The Dragon Structure is an advanced optical module design system independently developed by Gigac Technology. It integrates the latest photoelectric conversion technology, precision manufacturing processes, and efficient heat dissipation management solutions to ensure that the optical module can maintain stable performance output even in extreme environments. This architecture fully considers the heat dissipation, electromagnetic compatibility, and environmental adaptability of the optical module from the beginning of its design, providing a solid foundation for the stable operation of the optical module. Gigac Technology patented product (Patent No.: ZL 2023 2 2383952.3)
The Dragon Structure's integrated structure eliminates fiber optic patch cords.
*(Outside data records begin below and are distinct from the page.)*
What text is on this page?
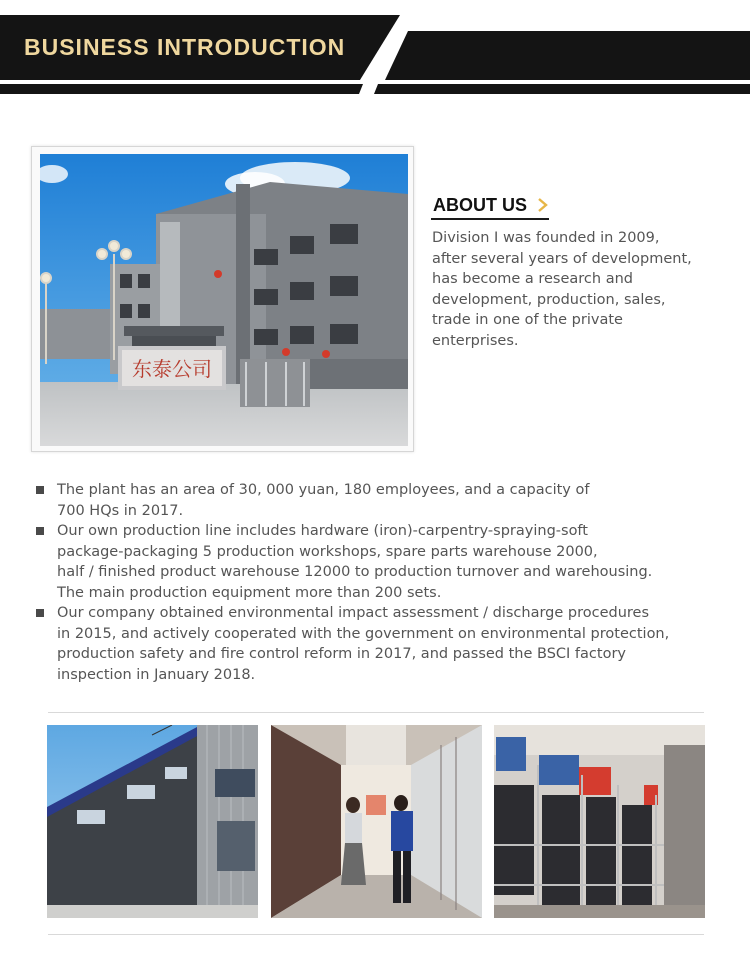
BUSINESS INTRODUCTION
东泰公司
ABOUT US
Division I was founded in 2009,
after several years of development,
has become a research and
development, production, sales,
trade in one of the private
enterprises.
The plant has an area of 30, 000 yuan, 180 employees, and a capacity of
700 HQs in 2017.
Our own production line includes hardware (iron)-carpentry-spraying-soft
package-packaging 5 production workshops, spare parts warehouse 2000,
half / finished product warehouse 12000 to production turnover and warehousing.
The main production equipment more than 200 sets.
Our company obtained environmental impact assessment / discharge procedures
in 2015, and actively cooperated with the government on environmental protection,
production safety and fire control reform in 2017, and passed the BSCI factory
inspection in January 2018.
This eliminates internal fiber interconnects, reducing design complexity, optimizing internal processes, and improving transmission reliability. Optical signals are transmitted directly from the optical module through internal optical adapters to the aviation plug-in interface, reducing intermediate connections and avoiding the loss and instability caused by plugging and unplugging fiber optic patch cords. This saves 30% to 50% of internal space compared to traditional solutions. Furthermore, this design provides a relatively stable internal optical path, reducing the risk of optical signal interruption or interference due to external vibration and impact, making it more adaptable to complex and harsh operating environments.
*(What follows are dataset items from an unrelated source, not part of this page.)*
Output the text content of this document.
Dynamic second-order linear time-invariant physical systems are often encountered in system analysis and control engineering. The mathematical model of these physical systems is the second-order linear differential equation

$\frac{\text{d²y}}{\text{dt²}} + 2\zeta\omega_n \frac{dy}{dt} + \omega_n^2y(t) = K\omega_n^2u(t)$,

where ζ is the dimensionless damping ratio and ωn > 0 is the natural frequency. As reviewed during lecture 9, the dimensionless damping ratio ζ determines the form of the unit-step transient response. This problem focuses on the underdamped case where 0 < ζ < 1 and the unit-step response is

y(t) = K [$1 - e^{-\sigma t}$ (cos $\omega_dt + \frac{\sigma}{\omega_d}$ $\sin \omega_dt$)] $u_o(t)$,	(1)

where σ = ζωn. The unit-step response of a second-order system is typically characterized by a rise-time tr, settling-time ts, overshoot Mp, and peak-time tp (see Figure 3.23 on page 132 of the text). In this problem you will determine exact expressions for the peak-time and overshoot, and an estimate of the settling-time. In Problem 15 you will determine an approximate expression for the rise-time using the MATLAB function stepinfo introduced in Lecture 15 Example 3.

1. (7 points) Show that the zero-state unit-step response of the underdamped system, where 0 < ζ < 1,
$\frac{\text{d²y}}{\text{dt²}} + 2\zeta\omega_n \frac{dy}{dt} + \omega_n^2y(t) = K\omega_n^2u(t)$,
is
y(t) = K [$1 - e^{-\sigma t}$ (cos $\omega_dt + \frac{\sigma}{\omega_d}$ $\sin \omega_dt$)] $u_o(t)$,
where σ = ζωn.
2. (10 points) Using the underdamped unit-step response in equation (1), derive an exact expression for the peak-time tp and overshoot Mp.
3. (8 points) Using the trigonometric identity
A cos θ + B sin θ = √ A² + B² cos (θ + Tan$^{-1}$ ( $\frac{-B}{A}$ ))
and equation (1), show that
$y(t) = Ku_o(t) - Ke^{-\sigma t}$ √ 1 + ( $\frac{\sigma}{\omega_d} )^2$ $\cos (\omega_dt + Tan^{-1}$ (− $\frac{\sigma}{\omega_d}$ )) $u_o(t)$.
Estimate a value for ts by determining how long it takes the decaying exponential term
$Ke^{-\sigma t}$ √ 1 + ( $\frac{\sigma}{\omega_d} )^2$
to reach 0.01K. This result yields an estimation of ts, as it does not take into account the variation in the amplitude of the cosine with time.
Conventional optical module usage in military equipment:
1. In military equipment, due to the sealed chassis, the equipment panel requires the use of FC or GJB599 series optical connectors. At least one optical connector connection is required from the optical module to the equipment panel connector. The loss on one end is 0.5-1.5dBm, and the loss on both ends is 1-3dBm, shortening the transmission distance to 2-6km.
2. In a standard plug-in board chassis (such as VPX, CPCI, or other custom standard chassis), if the optical connector is located at the rear of the device and the optical-to-electrical converter module is located on the front plug-in unit board, an optical backplane connector may be added for serviceability. This design results in three optical interconnects within the device (see ①, ②, and ③ in the figure below). Each end results in a loss of 1.5-4.5dBm, resulting in a loss of 3-9km in transmission distance. This loss is quite significant. Therefore, it is necessary to optimize the internal optical-to-electrical converter design to reduce the severe loss caused by excessive internal optical connector interconnections.
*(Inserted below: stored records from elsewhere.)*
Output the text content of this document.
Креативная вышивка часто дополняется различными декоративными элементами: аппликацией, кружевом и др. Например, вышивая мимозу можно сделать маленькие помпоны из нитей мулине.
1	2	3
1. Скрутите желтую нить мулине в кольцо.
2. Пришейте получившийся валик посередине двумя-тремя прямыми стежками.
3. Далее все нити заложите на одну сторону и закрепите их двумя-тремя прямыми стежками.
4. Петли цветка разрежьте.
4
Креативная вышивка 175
What is an aerial plug-in (Dragon Structure) optical module?
This is the most reliable optical module ever invented:
Ultra-high vibration resistance—easily meets missile-grade requirements;
Ultra-high sealing—easily achieves airtightness, watertightness, and oiltightness;
Ultra-high operating temperature—easily increases operating temperature by over 10°C;
Ultra-high electrostatic performance—easily maintains level 4 electrostatic adaptability;
Ultra-low power consumption—easily reduces power consumption by over 10%;
Extremely few transition points—easily reduces link attenuation by over 1dBm
This optical module significantly reduces costs for customers:
Ultra-high integration—easily saves over 5 square centimeters of board space;
Ultra-high heat dissipation—easily reduces module cooling costs;
Ultra-simple design—easily saves fiber routing space and costs.
Introduction to the Use of Plug-in (Dragon Structure) Optical Modules (Patent No.: ZL 2023-2-2383952.3)
Installation Method:
1. Directly mount on the chassis or panel;
2. Electrical Connection Method:
a. Direct soldering via pins or soldering via a flexible printed circuit board;
b. Direct snap-on connection via a flexible PCB and micro-rectangular connector.
Dragon Structure optimizes internal optical-to-electrical conversion solutions:
As shown in the figure above, this design achieves the same performance as civilian equipment, eliminating internal fiber interconnects. This reduces internal design complexity, optimizes internal processes, improves transmission reliability, and extends the fiber transmission distance of the equipment.
Solutions for saving internal equipment and PCB space:
Compared to traditional solutions, this solution saves 30% to 50% of internal space, which is very beneficial for miniaturized devices and improves reliability. Because the module is mounted directly on the chassis, no additional heat dissipation design is required.
Application Scenarios for Aerial Plug-in ( Dragon Structure ) Optical Transceiver Modules
High-Density Layout Scenarios
High-Vibration Environment Scenarios
Challenging Heat Dissipation Design Scenarios
Related Experimental Reports
Vibration Test Results
| Test Items | Test Conditions |
| Mechanical Vibration Test | Vibration: Frequency: 20Hz~2000Hz-20Hz; 20Hz~80.8Hz: Displacement: 1.52mm; 80.8Hz~2000Hz: Speed: 20g; Sweep Time: 4min/cycle; Number of Cycles: 4/direction; Sweep Directions: X, Y, and Z. |
Shock Test Report::
| Test Items | Test Conditions |
| Shock Test | The shock load is 15 times. 5 times in each of three directions. Half-sine wave, 500g, 1ms. (Refer to GJB548B) |
Centrifugal acceleration experiment test report:
| Test Items | Test Conditions |
| Centrifugal Acceleration Test | Y1 Direction, 2000g/min |
Centrifugal Acceleration Test Report::
| Test Items | Test Conditions |
| Salt Spray Test | Temperature: 15-30°C Relative Humidity: 20%-80% Air Pressure: 73kPa-106kPa Test conducted according to the test method in GJB 150.11A-2009. Test Conditions: 1: Unmated plugs, receptacles, and connectors. 2: 24-hour salt spray exposure and 24-hour drying cycle (excluding optical wiring boxes), typically 500 hours. |